Isn't a higher-speed internet needed to quickly or speedily generate the output? Oops... rhetorical question... methinks.

Once we a) have adaptive streaming (WE DO NOT YET!) and b) instrument the adaptive streaming player so we can actually reason about user bandwidth (which is not currently taken into account in any way by the player!) we can think about re-adding resolution steps to the DASH output if we find that produces better outcomes for users.

Isn't this years or centuries away?

Into especially their phones? What about "attempt to stream (or buffer)"? Oh wait... How many streams and downloads total so far?

I'm sorry I don't understand what you mean.

Isn't a higher-speed internet needed to quickly or speedily generate the output? Oops... rhetorical question... methinks.

No, internet speed is unrelated to the time spent on output.

Isn't this years or centuries away?

We're talking seriously about working on this this year to improve well-known server performance problems with large videos.

I'm sorry I don't understand what you mean.

I'll rephrase: Aren't those wanting to just stream a video, long or short, excluded from this? Or, what else do you mean when you mentioned "scrapers [who] might simultaneously attempt to download", especially if that's not the case?

We're talking seriously about working on this this year to improve well-known server performance problems with large videos.

Oh... I'm just thinking about how reducing the "steps", like 360p and 720p, would affect low-income users and those of lower-middle class, especially when they have a cheaper internet option they can afford. Never have I thought about large videos... very much.

I'll rephrase: Aren't those wanting to just stream a video, long or short, excluded from this? Or, what else do you mean when you mentioned "scrapers [who] might simultaneously attempt to download", especially if that's not the case?

Oh I see! This isn't anything to do with playback by users:

Scrapers are tools that AI companies and search engines and other people use to "crawl" or "scrape" the web, downloading as much data as they can get their hands on. Many of these tools are operated without regard for how they impact the services they scrape, and may quickly download many thousands of resources in a row, many of them simultaneously.

This has always been a huge problem for web sites like Wikipedia, and it's getting much, much, MUCH worse because of unscrupulous "AI" companies. They're costing us a lot of time and money, and we have to stem the losses.
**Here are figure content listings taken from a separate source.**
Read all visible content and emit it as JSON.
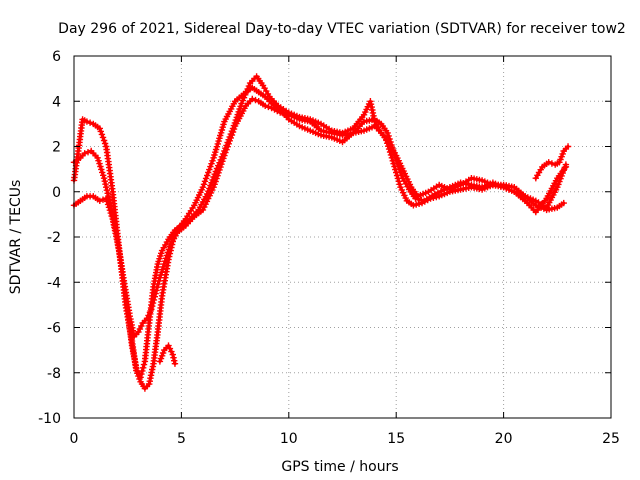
{
  "chart_data": {
    "type": "scatter",
    "title": "Day 296 of 2021, Sidereal Day-to-day VTEC variation (SDTVAR) for receiver tow2",
    "xlabel": "GPS time / hours",
    "ylabel": "SDTVAR / TECUs",
    "xlim": [
      0,
      25
    ],
    "ylim": [
      -10,
      6
    ],
    "xticks": [
      "0",
      "5",
      "10",
      "15",
      "20",
      "25"
    ],
    "yticks": [
      "-10",
      "-8",
      "-6",
      "-4",
      "-2",
      "0",
      "2",
      "4",
      "6"
    ],
    "xtick_values": [
      0,
      5,
      10,
      15,
      20,
      25
    ],
    "ytick_values": [
      -10,
      -8,
      -6,
      -4,
      -2,
      0,
      2,
      4,
      6
    ],
    "grid": true,
    "marker": "+",
    "color": "#ff0000",
    "series": [
      {
        "name": "trace-1",
        "x": [
          0.0,
          0.3,
          0.5,
          0.8,
          1.1,
          1.4,
          1.7,
          2.0,
          2.3,
          2.6,
          2.8,
          3.0,
          3.2,
          3.4,
          3.6,
          3.8,
          4.0,
          4.2,
          4.5,
          4.8,
          5.2,
          5.6,
          6.0,
          6.5,
          7.0,
          7.5,
          8.0,
          8.3,
          8.6,
          8.9,
          9.2,
          9.6,
          10.0,
          10.5,
          11.0,
          11.5,
          12.0,
          12.5,
          13.0,
          13.5,
          14.0,
          14.5,
          14.8,
          15.2,
          15.5,
          15.8,
          16.2,
          16.6,
          17.0,
          17.5,
          18.0,
          18.5,
          19.0,
          19.5,
          20.0,
          20.5,
          21.0,
          21.5,
          22.0,
          22.5,
          22.9
        ],
        "y": [
          1.3,
          1.5,
          1.7,
          1.8,
          1.5,
          0.6,
          -0.6,
          -2.0,
          -3.8,
          -5.5,
          -6.4,
          -6.2,
          -5.8,
          -5.6,
          -5.2,
          -4.5,
          -3.8,
          -3.2,
          -2.3,
          -1.8,
          -1.5,
          -1.1,
          -0.8,
          0.2,
          1.6,
          2.9,
          3.8,
          4.1,
          4.0,
          3.8,
          3.7,
          3.5,
          3.4,
          3.2,
          3.1,
          2.7,
          2.6,
          2.5,
          2.6,
          2.7,
          2.9,
          2.4,
          1.5,
          0.2,
          -0.4,
          -0.6,
          -0.5,
          -0.3,
          -0.2,
          0.0,
          0.1,
          0.2,
          0.1,
          0.3,
          0.3,
          0.2,
          -0.2,
          -0.4,
          -0.7,
          0.2,
          1.2
        ]
      },
      {
        "name": "trace-2",
        "x": [
          0.0,
          0.2,
          0.4,
          0.6,
          0.9,
          1.2,
          1.5,
          1.8,
          2.1,
          2.4,
          2.7,
          2.9,
          3.1,
          3.3,
          3.5,
          3.7,
          3.9,
          4.1,
          4.4,
          4.6,
          4.8,
          5.2,
          5.6,
          6.0,
          6.5,
          7.0,
          7.5,
          8.0,
          8.3,
          8.6,
          8.9,
          9.2,
          9.6,
          10.0,
          10.5,
          11.0,
          11.5,
          12.0,
          12.5,
          13.0,
          13.5,
          14.0,
          14.3,
          14.6,
          15.0,
          15.3,
          15.6,
          15.9,
          16.3,
          16.8,
          17.5,
          18.0,
          18.5,
          19.0,
          19.5,
          20.0,
          20.5,
          21.0,
          21.5,
          22.0,
          22.5,
          22.9
        ],
        "y": [
          0.5,
          1.8,
          3.2,
          3.1,
          3.0,
          2.8,
          2.0,
          0.0,
          -2.5,
          -5.0,
          -6.6,
          -7.9,
          -8.4,
          -8.7,
          -8.5,
          -7.6,
          -6.2,
          -4.6,
          -3.0,
          -2.2,
          -1.7,
          -1.2,
          -0.6,
          0.2,
          1.5,
          3.1,
          4.0,
          4.4,
          4.6,
          4.4,
          4.2,
          3.9,
          3.6,
          3.2,
          2.9,
          2.7,
          2.5,
          2.4,
          2.2,
          2.6,
          3.1,
          3.2,
          3.0,
          2.6,
          1.4,
          0.6,
          0.1,
          -0.3,
          -0.4,
          -0.1,
          0.2,
          0.4,
          0.3,
          0.2,
          0.4,
          0.2,
          0.0,
          -0.4,
          -0.9,
          -0.3,
          0.6,
          1.1
        ]
      },
      {
        "name": "trace-3",
        "x": [
          0.0,
          0.3,
          0.6,
          0.9,
          1.2,
          1.5,
          1.8,
          2.1,
          2.4,
          2.7,
          2.9,
          3.1,
          3.3,
          3.5,
          3.7,
          3.9,
          4.1,
          4.4,
          4.7,
          5.0,
          5.4,
          5.8,
          6.2,
          6.6,
          7.0,
          7.4,
          7.8,
          8.2,
          8.5,
          8.8,
          9.1,
          9.5,
          10.0,
          10.5,
          11.0,
          11.5,
          12.0,
          12.5,
          13.0,
          13.5,
          13.8,
          14.0,
          14.3,
          14.7,
          15.0,
          15.4,
          15.7,
          16.0,
          16.5,
          17.0,
          17.5,
          18.0,
          18.5,
          19.0,
          19.5,
          20.0,
          20.5,
          21.0,
          21.5,
          22.0,
          22.5,
          22.8
        ],
        "y": [
          -0.6,
          -0.4,
          -0.2,
          -0.2,
          -0.4,
          -0.3,
          -1.2,
          -2.6,
          -4.6,
          -6.8,
          -7.8,
          -8.2,
          -7.5,
          -5.8,
          -4.2,
          -3.2,
          -2.6,
          -2.1,
          -1.7,
          -1.5,
          -1.2,
          -0.8,
          -0.1,
          0.9,
          1.8,
          2.8,
          3.9,
          4.8,
          5.1,
          4.7,
          4.2,
          3.8,
          3.5,
          3.3,
          3.2,
          3.0,
          2.7,
          2.6,
          2.8,
          3.4,
          4.0,
          3.1,
          2.6,
          2.1,
          1.6,
          0.8,
          0.2,
          -0.2,
          0.0,
          0.3,
          0.1,
          0.3,
          0.6,
          0.5,
          0.3,
          0.2,
          0.0,
          -0.2,
          -0.6,
          -0.8,
          -0.7,
          -0.5
        ]
      },
      {
        "name": "trace-4",
        "x": [
          4.0,
          4.2,
          4.4,
          4.6,
          4.7
        ],
        "y": [
          -7.5,
          -7.0,
          -6.8,
          -7.2,
          -7.6
        ]
      },
      {
        "name": "trace-5",
        "x": [
          21.5,
          21.8,
          22.1,
          22.4,
          22.6,
          22.8,
          23.0
        ],
        "y": [
          0.6,
          1.1,
          1.3,
          1.2,
          1.3,
          1.8,
          2.0
        ]
      }
    ]
  }
}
Oh... I'm just thinking about how reducing the "steps", like 360p and 720p, would affect low-income users and those of lower-middle class, especially when they have a cheaper internet option they can afford. Never have I thought about large videos... very much.

The user-visible change would be that sometimes when a page would've shown a 360p or 720p video in a particular case, it will show a smaller 240p or 480p video instead. This will reduce the bandwidth usage on those cases, while also reducing the visual quality somewhat.

In some other cases (where the original was 360p) it may the same size video as before but labeled as the next size up ("480p" transcode slot that holds the 360p source data without scaling it up). These cases will have at least as good quality as before, but may use more bandwidth because they're configured for a larger transcode slot..

IIRC the video player popup is sized such that you usually get at most 480p actually playing back unless you select a higher resolution manually.

Rolling forward to the future once we push out the DASH-based adaptive streaming: after we have the ability for the player to see that people have more bandwidth available during their viewing and can upgrade to the higher resolutions. If that works cleanly, then we'll want to look at the relative perceived quality vs actual bandwidth usage of the 240p/480p/1080p transcode targets in adaptive streaming, and it may make sense to add 360p and 720p back in.